Il 15 agosto, ossia la vigilia dell’annuncio di Pompeo, la Guida della Rivoluzione, ayatollah Ali Khamenei, ha riconosciuto di aver commesso un errore autorizzando i collaboratori dello sceicco Rohani a negoziare con l’amministrazione Obama l’accordo JCPoA. Occorre sapere che la Guida aveva autorizzato questi negoziati prima dell’elezione di Rohani e che quest’ultima, al pari dell’evizione del movimento di Ahmadinejad, era stata oggetto di trattative.

 

Ahmadinejad, che fa distinzione fra la politica del presidente Obama e quella del presidente Trump, subito dopo l’elezione di quest’ultimo gli ha scritto, mostrando di condividere la sua analisi del sistema globale di Obama-Clinton e delle dure ripercussioni sia sui cittadini statunitensi sia sul resto del mondo.

 

Quando, a dicembre 2007, iniziarono le manifestazioni, il governo Rohani accusò Ahmadinejad di esserne responsabile.

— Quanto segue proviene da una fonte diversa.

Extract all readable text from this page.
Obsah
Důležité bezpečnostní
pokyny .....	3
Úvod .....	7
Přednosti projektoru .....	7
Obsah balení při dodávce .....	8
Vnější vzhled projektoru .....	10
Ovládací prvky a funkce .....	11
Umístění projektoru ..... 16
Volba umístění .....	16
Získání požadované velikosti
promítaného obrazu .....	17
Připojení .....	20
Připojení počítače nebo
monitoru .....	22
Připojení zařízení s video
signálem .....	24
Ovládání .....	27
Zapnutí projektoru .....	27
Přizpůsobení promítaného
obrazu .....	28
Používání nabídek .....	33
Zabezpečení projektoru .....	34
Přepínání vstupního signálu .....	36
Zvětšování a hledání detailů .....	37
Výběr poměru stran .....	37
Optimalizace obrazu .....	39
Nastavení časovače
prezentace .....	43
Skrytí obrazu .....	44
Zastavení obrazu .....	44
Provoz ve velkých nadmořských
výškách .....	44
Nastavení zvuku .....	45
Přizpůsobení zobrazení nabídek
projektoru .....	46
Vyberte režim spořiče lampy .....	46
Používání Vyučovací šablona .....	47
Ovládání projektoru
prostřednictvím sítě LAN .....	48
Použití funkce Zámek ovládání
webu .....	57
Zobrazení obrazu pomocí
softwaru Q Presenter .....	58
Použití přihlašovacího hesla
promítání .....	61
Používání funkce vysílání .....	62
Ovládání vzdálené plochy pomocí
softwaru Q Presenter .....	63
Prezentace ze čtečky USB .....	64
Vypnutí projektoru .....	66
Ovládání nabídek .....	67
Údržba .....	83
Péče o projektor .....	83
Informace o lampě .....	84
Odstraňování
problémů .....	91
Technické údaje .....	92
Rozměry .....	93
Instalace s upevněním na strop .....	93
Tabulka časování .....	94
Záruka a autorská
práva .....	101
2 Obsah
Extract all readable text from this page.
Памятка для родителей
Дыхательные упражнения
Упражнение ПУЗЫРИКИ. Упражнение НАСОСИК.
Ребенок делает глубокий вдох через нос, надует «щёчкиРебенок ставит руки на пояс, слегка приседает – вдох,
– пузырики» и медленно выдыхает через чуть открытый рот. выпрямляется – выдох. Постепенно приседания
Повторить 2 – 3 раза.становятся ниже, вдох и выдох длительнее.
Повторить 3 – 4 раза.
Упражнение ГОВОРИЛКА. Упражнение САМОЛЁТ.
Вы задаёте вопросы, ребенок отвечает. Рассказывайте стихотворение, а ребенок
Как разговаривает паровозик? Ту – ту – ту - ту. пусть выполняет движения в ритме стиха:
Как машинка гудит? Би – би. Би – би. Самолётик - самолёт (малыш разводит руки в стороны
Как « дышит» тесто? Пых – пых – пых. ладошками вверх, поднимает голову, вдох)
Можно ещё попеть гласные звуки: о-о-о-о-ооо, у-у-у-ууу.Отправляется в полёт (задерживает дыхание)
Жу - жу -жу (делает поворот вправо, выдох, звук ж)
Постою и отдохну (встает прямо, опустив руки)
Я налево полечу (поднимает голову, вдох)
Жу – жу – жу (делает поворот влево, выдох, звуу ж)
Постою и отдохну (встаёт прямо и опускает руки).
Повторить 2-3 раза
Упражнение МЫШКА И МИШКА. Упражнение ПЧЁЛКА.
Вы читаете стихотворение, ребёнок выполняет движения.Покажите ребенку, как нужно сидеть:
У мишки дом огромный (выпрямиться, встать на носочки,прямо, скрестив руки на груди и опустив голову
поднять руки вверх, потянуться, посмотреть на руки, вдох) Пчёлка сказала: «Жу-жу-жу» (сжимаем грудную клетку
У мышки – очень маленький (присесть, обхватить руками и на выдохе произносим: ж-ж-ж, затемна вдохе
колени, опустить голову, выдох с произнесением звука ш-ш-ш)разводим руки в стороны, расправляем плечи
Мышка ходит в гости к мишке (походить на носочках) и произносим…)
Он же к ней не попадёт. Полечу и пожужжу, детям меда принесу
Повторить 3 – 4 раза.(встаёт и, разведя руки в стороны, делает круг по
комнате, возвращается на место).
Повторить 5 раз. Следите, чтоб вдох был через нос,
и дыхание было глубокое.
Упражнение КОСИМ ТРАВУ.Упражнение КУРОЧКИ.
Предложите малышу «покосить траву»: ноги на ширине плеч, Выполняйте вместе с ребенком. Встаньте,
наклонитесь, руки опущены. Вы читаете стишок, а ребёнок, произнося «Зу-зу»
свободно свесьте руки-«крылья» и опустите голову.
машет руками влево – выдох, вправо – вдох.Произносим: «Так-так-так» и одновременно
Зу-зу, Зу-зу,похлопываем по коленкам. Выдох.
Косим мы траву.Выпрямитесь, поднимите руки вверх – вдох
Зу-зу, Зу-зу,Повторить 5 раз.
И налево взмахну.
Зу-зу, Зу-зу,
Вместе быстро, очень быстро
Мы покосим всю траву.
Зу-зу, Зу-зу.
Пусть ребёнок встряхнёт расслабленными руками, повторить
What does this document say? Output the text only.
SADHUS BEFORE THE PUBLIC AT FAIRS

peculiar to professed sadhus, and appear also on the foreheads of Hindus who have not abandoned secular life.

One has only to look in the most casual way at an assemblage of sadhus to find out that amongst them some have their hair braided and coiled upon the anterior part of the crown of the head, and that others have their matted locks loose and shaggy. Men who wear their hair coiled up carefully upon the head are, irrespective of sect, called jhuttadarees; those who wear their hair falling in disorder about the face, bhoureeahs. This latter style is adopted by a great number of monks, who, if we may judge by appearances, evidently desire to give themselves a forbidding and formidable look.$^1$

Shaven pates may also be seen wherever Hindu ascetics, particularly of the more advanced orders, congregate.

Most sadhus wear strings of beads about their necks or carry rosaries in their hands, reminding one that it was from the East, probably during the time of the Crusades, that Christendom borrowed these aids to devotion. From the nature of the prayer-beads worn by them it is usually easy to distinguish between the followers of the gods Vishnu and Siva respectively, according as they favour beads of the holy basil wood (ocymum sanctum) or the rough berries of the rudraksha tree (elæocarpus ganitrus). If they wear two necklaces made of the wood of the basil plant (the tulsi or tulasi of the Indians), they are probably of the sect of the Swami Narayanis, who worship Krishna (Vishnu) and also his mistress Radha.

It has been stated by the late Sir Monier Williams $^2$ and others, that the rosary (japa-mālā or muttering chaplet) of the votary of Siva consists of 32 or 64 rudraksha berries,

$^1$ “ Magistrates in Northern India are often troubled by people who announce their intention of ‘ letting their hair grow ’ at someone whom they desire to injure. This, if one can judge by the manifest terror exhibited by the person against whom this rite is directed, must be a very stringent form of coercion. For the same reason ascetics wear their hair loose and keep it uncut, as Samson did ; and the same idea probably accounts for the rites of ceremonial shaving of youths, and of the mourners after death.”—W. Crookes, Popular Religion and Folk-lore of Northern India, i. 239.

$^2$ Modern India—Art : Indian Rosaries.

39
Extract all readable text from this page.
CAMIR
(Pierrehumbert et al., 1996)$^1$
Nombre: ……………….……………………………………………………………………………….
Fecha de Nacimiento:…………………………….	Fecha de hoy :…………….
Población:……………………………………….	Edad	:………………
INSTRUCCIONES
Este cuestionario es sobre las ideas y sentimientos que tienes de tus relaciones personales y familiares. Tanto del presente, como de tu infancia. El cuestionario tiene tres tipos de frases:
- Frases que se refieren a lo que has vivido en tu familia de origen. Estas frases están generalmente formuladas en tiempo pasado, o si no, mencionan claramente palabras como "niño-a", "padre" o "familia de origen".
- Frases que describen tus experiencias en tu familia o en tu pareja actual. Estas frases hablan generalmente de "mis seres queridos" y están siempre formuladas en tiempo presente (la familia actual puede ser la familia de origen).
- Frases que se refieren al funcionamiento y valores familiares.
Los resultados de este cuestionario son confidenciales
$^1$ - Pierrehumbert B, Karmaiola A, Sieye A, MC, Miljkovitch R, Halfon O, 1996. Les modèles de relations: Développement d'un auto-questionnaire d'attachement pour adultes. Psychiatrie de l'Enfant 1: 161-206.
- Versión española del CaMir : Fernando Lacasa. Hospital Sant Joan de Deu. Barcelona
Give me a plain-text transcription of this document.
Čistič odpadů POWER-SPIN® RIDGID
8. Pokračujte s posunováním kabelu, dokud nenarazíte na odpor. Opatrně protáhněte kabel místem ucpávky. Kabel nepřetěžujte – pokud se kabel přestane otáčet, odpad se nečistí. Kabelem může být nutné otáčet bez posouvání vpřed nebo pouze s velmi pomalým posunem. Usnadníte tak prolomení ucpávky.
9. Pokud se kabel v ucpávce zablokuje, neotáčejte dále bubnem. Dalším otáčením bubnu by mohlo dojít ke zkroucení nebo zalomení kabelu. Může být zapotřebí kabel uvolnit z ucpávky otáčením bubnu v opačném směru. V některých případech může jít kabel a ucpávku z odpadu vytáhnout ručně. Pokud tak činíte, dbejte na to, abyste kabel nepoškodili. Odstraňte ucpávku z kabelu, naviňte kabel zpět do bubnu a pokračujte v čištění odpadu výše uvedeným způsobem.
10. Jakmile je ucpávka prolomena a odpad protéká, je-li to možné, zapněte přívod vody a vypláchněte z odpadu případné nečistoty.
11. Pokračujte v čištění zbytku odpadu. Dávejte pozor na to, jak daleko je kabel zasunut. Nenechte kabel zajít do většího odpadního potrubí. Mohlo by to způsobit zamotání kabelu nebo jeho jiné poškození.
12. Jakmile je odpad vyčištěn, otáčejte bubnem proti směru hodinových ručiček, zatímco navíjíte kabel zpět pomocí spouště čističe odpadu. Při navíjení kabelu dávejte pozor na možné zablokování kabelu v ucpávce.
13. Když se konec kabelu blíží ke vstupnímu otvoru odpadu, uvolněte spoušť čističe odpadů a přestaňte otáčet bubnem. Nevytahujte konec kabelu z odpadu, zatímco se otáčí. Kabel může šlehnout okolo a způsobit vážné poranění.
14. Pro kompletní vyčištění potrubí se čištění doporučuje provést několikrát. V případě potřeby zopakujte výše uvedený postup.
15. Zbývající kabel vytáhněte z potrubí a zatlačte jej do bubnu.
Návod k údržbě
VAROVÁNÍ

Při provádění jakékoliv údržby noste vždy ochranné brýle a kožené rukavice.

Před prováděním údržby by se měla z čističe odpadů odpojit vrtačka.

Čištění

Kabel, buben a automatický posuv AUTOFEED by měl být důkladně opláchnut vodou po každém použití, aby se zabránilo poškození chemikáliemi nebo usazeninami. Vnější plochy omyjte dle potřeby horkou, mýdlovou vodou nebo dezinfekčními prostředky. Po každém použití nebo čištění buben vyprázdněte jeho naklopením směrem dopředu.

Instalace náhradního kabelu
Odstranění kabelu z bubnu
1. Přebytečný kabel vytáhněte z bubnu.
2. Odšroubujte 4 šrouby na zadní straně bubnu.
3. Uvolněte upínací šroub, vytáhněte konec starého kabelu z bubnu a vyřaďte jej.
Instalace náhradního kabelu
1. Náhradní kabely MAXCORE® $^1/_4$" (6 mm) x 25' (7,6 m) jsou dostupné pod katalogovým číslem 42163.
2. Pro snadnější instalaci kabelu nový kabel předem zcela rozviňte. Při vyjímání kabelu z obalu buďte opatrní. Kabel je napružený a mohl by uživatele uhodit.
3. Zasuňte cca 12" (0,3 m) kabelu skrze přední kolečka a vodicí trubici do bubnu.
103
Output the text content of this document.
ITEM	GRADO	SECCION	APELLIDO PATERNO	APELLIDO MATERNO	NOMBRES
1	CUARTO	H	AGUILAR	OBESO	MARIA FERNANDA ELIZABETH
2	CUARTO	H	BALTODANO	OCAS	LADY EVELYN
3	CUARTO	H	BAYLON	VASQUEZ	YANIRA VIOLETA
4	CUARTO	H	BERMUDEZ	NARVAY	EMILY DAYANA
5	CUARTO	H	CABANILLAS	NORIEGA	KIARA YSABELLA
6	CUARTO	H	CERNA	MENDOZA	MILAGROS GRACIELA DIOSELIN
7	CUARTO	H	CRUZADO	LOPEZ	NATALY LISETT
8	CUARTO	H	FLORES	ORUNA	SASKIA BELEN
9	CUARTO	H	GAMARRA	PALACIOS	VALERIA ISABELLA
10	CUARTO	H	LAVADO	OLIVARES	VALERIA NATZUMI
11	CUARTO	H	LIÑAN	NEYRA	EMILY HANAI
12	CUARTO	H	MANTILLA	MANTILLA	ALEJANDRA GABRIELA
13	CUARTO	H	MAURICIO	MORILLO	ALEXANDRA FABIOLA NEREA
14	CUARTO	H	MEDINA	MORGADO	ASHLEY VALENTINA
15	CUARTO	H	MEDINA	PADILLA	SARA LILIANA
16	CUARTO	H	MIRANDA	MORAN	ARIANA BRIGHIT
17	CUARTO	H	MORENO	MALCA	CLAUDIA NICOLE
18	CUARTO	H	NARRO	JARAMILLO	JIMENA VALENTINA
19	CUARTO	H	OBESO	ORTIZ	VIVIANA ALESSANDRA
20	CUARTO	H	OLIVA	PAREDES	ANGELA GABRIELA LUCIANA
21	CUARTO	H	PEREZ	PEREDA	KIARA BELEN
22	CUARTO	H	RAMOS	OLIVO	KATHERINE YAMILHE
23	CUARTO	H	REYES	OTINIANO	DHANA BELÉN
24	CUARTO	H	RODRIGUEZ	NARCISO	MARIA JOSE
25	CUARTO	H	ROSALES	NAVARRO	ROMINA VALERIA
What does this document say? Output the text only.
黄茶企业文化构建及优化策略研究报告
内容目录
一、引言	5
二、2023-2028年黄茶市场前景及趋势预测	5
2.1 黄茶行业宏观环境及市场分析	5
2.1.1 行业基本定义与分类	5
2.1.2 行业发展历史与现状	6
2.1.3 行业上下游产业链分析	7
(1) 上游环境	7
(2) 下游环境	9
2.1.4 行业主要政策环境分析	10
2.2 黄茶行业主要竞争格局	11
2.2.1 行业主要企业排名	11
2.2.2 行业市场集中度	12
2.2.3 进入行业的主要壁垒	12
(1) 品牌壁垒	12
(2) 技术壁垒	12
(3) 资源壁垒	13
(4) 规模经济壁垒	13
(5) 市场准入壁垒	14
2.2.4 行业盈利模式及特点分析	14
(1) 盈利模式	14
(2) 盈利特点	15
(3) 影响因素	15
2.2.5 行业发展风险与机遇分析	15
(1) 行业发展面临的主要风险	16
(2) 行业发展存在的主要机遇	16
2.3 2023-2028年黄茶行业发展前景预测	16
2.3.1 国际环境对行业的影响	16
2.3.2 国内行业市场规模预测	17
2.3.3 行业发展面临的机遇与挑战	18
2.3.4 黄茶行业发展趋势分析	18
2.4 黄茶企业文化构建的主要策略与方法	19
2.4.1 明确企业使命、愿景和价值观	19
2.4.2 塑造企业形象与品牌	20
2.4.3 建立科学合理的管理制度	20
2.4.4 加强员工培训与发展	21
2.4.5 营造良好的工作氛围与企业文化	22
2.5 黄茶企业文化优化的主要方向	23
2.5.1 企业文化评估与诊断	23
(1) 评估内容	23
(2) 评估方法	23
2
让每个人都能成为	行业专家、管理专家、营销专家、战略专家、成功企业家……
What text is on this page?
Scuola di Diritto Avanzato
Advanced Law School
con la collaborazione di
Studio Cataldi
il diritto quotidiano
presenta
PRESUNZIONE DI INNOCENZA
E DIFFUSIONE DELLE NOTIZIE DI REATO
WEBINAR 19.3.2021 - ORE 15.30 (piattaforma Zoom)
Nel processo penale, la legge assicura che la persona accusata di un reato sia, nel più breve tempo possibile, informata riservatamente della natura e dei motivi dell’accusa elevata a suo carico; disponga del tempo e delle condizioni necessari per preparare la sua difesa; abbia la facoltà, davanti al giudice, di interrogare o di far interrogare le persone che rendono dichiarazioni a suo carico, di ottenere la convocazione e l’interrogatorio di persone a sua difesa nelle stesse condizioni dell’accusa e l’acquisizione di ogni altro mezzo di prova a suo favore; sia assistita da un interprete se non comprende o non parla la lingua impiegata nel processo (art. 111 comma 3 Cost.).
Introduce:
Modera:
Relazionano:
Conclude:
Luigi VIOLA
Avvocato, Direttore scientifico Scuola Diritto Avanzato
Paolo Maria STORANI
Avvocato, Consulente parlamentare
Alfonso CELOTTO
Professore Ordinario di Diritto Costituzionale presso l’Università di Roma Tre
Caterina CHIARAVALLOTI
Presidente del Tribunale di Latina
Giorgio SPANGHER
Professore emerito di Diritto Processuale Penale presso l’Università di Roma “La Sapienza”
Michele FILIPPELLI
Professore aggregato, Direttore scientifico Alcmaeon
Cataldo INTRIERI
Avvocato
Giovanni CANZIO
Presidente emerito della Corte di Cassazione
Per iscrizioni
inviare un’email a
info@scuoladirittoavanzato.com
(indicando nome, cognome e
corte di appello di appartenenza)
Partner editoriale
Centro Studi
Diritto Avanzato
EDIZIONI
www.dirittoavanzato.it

A marzo 2018 l’ex presidente consumò la rottura con la Guida della Rivoluzione rivelando che il suo ufficio aveva sottratto 80 miliardi di rial a fondazioni caritative e religiose. Due settimane prima dell’annuncio di Pompeo Ahmadinejad, benché agli arresti domiciliari, chiese le dimissioni del presidente Rohani.

 

Tutto quindi fa pensare che, se l’amministrazione Obama sosteneva Rohani, quella di Trump sostiene invece il partito di Ahmadinejad, così come accadde che il presidente Carter e il suo consigliere Brzezinski lanciarono l’operazione Eagle Claw contro la Rivoluzione, mentre il presidente Reagan sostenne l’imam Khomeini (October surprise).

 

In altre parole, la Casa Bianca potrebbe accontentarsi di un ritorno al potere del partito di Ahmadinejad, a condizione che questi sia in grado di prendere l’impegno che l’esportazione della Rivoluzione prosegua esclusivamente tramite il dibattito delle idee.